Warner brings extensive experience in education and human rights
Category:From the Vice-President, Equity and Community Inclusion
January 26, 2021
Remi Warner

Remi Warner started his new role as director of Human Rights Services in January 2021.

I am pleased to announce the appointment of Remi Warner as director of Ryerson’s Human Rights Services. Before taking up his role in January 2021, Remi worked to advance human rights, equity and inclusion at the Ontario Human Rights Commission, the Ontario Public Service Cabinet Office and the Toronto District School Board.

As manager of the Anti-Racism Directorate (ARD) at the Cabinet Office, Remi led the development of the Ontario Government’s PDF fileA Better Way Forward: Ontario’s 3-Year Anti-Racism Strategic Plan, external link. He also played a lead role in drafting Ontario’s 2017 Anti-Racism Act, the first anti-racism legislation of its kind, and in developing Ontario’s Data Standards for the Identification and Monitoring of Systemic Racism.
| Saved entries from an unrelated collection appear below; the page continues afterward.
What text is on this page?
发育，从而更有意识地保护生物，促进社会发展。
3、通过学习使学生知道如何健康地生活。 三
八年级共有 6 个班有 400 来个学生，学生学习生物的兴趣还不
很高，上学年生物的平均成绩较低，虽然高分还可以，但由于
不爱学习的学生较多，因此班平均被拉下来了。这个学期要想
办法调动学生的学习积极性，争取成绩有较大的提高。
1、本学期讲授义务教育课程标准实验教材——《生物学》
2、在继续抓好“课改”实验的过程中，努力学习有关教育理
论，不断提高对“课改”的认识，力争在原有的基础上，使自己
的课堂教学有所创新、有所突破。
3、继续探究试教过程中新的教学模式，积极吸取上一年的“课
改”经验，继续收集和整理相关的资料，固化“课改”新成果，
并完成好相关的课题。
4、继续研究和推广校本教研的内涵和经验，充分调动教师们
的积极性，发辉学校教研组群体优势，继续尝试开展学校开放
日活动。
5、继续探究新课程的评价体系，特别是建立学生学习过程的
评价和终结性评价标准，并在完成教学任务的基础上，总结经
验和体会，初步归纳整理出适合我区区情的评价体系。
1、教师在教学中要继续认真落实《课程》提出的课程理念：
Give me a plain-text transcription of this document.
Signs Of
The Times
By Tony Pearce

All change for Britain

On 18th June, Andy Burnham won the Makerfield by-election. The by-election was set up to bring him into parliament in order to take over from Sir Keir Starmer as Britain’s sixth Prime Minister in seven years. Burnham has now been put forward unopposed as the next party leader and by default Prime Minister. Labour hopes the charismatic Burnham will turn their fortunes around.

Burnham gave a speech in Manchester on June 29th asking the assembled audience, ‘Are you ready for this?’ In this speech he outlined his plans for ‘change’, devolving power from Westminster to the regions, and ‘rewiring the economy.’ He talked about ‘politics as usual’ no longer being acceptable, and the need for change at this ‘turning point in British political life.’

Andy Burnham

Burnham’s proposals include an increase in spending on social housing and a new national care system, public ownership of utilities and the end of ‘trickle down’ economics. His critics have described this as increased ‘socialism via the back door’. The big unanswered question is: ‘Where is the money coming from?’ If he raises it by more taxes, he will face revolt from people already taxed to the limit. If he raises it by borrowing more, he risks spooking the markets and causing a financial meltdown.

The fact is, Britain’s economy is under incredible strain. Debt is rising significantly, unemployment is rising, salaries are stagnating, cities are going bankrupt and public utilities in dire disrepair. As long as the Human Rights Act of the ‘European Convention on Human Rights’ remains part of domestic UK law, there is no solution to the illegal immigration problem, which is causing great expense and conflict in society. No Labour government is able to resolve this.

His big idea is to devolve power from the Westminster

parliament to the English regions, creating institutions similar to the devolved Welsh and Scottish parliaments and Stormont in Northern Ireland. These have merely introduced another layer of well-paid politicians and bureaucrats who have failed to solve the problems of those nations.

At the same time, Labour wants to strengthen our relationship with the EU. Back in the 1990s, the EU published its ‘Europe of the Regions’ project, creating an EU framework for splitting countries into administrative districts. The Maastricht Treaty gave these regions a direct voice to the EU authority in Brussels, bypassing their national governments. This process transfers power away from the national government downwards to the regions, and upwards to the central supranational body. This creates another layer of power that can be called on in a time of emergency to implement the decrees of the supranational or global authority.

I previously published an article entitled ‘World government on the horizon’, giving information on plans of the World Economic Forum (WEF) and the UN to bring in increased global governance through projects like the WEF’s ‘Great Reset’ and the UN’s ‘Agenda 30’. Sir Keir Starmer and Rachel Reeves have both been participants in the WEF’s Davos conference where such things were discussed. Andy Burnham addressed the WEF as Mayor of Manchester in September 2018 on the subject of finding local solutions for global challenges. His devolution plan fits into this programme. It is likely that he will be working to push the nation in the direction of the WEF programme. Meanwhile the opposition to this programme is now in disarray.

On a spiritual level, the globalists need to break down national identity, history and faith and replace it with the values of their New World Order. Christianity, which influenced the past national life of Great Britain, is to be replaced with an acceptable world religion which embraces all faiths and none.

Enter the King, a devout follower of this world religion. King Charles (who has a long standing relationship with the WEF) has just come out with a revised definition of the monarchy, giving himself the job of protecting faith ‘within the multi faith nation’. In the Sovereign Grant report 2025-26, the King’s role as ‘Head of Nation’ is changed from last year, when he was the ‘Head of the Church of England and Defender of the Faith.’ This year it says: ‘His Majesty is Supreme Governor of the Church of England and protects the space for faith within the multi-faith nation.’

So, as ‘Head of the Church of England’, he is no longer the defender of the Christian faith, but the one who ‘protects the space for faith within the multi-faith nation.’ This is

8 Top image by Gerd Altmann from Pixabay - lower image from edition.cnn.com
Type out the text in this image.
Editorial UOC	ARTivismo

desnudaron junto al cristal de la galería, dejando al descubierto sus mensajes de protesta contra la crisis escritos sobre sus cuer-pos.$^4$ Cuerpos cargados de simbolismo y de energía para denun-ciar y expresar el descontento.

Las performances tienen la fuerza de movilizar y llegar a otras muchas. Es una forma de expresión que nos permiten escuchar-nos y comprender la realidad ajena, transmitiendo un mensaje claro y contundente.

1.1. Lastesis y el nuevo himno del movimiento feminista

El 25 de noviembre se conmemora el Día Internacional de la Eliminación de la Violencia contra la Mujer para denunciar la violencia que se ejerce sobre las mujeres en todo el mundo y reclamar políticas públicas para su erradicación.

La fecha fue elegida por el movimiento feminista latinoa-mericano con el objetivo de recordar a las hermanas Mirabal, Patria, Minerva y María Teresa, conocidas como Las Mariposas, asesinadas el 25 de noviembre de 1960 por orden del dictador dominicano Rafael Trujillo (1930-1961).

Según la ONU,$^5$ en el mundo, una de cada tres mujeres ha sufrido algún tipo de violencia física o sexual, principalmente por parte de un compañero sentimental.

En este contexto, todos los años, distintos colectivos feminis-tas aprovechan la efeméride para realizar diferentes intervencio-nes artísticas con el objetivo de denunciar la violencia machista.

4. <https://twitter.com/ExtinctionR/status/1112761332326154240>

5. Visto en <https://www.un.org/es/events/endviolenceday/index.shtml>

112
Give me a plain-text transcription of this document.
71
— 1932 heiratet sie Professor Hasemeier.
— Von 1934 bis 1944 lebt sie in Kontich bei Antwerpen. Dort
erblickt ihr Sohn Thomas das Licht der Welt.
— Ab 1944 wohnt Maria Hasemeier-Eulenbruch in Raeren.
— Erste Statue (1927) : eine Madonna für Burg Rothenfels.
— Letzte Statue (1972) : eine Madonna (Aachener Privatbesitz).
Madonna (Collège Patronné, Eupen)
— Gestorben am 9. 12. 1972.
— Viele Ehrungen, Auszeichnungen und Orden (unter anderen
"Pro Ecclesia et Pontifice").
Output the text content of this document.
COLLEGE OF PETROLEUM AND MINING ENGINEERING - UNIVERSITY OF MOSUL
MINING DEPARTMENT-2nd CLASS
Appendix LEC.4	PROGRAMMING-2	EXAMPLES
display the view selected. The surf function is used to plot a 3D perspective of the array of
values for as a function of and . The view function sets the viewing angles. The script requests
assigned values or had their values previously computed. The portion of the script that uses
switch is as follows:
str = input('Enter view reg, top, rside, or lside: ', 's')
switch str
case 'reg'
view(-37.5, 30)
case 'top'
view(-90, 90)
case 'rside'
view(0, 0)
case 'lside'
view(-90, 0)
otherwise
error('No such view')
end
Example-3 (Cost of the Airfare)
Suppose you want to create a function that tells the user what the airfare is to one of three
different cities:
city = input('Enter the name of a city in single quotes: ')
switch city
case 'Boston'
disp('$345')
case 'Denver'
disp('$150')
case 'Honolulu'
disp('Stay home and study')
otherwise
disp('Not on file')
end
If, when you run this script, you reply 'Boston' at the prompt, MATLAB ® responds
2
Most recently, in his role as senior manager of the TDSB’s Human Rights Office, Remi oversaw the complaint resolution process, designed and delivered human rights education, and developed a greater focus on proactive, systemic human rights promotion. He also expanded the TDSB’s human rights data collection, analysis and reporting capacity, and outreach and engagement.

Remi has shared that his human rights work was a natural and logical extension of his academic studies, while earning both his master’s of Culture, Race and Difference from the University of Sussex, UK, and his PhD in social anthropology at York University.

“My studies were focused on critical race theory and racialized identities, which inherently raise questions of human rights and social inequity faced by a range of historically disenfranchised groups,” he says. “As a racialized person of African descent myself, with roots in Trinidad and Britain, I had always grappled with issues of racism and marginalization. Entering into human rights work allowed me to be an agent in that space in a proactive way, creating conditions for every person to realize their full capacity without discrimination.”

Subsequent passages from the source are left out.